I have four paper-and-ink books available for sale and have one more online for free, but Stephen King has no cause to look worriedly over his shoulder. I am not gaining on him.
That is OK (sort of). I’ll never refuse a royalty, but my fiction would exist if there were no readers at all. I write to scratch an itch, as nearly all writers do. Some writers have more remunerative itches than others, of course. Many successful authors write with grace, depth, and quality (even many potboiler authors: Koontz and Ketchum, for example, write not just commercially but well), but others are not so handicapped by talent.
A friend of mine, who regularly and cheerily reminds me of my absence from the bestseller list, recently (for no particular reason that I could see) pondered aloud what I was "doing wrong." Using his fingers, he counted off well-known titles by authors of dubious talent, and then asked me what I thought were the elements of a commercially successful novel. I countered that I obviously didn't know, and changed the subject. Yet, the question stirred something in my memory. It seemed to me that a hypothesis about this had once been proposed and put to the test. I did a little research and soon stumbled upon the experiment that I recalled from my schooldays.
One day in 1966, Newsday columnist Mike McGrady picked up The New York Times book review section and looked at the bestseller list. He was irritated by what he saw, and concluded "inept writing held the key to success." He was convinced he could write as badly as any author on the list, and that many of his colleagues could, too. Inspired by the thought, he playfully wrote a memo and sent it to 24 members of the Newsday staff.
"You are hereby invited to become the co-author of a best selling novel," he wrote. "There will be an unremitting emphasis on sex and true excellence in writing will be quickly blue-penciled into oblivion."
The staff responded enthusiastically. They devised a simple plot: a woman discovers her husband is cheating on her, so she takes revenge by indulging in one lurid sexual escapade after another. That is the whole plot. Her lovers are sophisticates and ruffians from all walks of life. The staff divvied up the writing in appropriate fashion: Newsday's crime writer wrote the chapter about her fling with a gangster, the sports writer the one about an affair with a boxer, and so on. They invented an "author" and named her Penelope Ashe. McGrady's sister-in-law agreed to play Penelope on the talk show circuit. Released in 1969, the novel was a stunning success. Naked Came the Stranger soared to 4 on The New York Times bestseller list, elbowing aside Jacqueline Susann's The Love Machine. Hollywood came knocking and bought the movie rights for a large sum (yes, the movie was made, and it, too, was successful by the standards of low-budget x-rated films). The revelation of the hoax by McGrady did nothing to diminish sales.

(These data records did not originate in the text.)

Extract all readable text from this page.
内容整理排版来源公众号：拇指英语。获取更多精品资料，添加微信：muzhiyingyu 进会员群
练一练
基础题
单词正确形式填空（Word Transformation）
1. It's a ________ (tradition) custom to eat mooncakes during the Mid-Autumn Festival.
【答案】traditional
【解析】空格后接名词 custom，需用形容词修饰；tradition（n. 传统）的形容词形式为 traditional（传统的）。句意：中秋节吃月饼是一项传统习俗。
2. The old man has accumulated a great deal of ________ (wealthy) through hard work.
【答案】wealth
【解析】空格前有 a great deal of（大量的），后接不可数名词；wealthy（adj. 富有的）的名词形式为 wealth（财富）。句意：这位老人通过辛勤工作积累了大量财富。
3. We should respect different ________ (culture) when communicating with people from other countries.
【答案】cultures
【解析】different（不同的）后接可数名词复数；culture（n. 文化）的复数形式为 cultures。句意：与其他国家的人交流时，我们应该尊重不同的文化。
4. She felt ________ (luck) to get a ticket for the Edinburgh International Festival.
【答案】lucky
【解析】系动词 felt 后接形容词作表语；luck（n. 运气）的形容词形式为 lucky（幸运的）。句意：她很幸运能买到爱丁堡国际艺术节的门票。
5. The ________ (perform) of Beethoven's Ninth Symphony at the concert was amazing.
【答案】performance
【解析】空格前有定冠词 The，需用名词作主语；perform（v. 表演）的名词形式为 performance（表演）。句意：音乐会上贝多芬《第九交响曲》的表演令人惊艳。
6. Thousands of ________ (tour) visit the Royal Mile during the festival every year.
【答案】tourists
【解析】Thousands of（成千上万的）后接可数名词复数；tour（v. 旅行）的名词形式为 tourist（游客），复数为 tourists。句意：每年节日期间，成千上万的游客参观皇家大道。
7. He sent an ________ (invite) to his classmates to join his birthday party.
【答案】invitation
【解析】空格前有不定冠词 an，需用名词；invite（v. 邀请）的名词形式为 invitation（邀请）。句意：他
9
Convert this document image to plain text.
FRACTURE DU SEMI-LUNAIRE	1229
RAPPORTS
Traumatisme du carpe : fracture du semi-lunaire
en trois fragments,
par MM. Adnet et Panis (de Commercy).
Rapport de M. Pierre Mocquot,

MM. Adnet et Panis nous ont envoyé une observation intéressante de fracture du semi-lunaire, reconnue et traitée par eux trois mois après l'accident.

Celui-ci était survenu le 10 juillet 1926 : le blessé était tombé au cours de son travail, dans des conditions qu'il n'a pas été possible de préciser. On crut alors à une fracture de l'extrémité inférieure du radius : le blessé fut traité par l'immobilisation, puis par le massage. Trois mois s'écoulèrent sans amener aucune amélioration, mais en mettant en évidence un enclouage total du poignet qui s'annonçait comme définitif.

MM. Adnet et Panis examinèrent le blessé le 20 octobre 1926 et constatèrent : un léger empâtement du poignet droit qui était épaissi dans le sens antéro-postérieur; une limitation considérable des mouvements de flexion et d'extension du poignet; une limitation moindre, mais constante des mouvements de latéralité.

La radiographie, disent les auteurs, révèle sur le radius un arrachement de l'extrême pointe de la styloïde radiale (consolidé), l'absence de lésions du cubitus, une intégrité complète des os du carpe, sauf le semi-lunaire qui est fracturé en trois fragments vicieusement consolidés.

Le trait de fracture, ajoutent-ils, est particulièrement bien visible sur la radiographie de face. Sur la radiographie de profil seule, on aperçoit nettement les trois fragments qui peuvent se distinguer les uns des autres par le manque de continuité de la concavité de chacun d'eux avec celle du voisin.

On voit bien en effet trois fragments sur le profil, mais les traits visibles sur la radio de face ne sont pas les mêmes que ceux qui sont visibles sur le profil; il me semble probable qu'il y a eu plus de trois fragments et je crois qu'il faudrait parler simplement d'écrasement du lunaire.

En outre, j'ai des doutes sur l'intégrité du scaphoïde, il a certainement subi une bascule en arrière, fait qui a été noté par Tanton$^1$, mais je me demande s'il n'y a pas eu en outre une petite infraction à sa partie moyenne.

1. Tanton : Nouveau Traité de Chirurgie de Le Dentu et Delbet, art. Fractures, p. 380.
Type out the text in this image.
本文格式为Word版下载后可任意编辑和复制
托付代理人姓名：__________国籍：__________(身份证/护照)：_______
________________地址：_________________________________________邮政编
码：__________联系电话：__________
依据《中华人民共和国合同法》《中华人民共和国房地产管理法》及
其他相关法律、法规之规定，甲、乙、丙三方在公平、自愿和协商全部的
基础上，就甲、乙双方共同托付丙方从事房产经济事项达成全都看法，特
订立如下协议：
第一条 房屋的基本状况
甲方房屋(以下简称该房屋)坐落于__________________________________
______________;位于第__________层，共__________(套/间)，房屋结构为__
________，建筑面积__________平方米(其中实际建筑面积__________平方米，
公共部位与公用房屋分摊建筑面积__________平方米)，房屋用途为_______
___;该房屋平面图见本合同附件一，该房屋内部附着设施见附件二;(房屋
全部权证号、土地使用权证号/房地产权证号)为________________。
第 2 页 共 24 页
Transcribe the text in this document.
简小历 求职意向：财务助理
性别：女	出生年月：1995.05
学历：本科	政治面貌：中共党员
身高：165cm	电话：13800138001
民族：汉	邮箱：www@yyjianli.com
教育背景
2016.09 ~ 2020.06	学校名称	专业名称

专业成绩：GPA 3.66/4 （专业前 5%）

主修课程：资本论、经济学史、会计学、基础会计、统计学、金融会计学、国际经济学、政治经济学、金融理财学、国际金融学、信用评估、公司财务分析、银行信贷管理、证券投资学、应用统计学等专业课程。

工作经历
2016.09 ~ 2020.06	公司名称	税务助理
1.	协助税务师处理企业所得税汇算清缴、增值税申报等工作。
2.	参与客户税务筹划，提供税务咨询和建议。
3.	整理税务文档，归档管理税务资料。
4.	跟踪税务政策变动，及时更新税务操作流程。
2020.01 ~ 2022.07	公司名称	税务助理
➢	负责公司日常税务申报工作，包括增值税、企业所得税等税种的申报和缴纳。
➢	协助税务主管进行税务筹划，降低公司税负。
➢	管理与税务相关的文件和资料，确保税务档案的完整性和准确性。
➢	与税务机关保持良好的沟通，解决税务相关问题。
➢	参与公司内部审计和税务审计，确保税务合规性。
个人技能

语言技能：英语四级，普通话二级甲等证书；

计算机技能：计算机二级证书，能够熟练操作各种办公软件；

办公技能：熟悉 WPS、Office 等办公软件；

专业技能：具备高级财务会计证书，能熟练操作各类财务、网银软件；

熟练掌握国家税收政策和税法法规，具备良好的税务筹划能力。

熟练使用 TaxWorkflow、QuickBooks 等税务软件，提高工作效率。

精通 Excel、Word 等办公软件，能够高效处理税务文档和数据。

I don't think tastes have elevated in the 40 years since, so McGrady's formula probably still has legs. So, all my scrawling friends out there, perhaps together we too can tap out something truly awful.
One of my books, Trash & Other Litter, by the way, actually has a few elements of the formula. Sales nonetheless are modest. I prefer to suppose this is because Mike would have taken his blue pencil to it.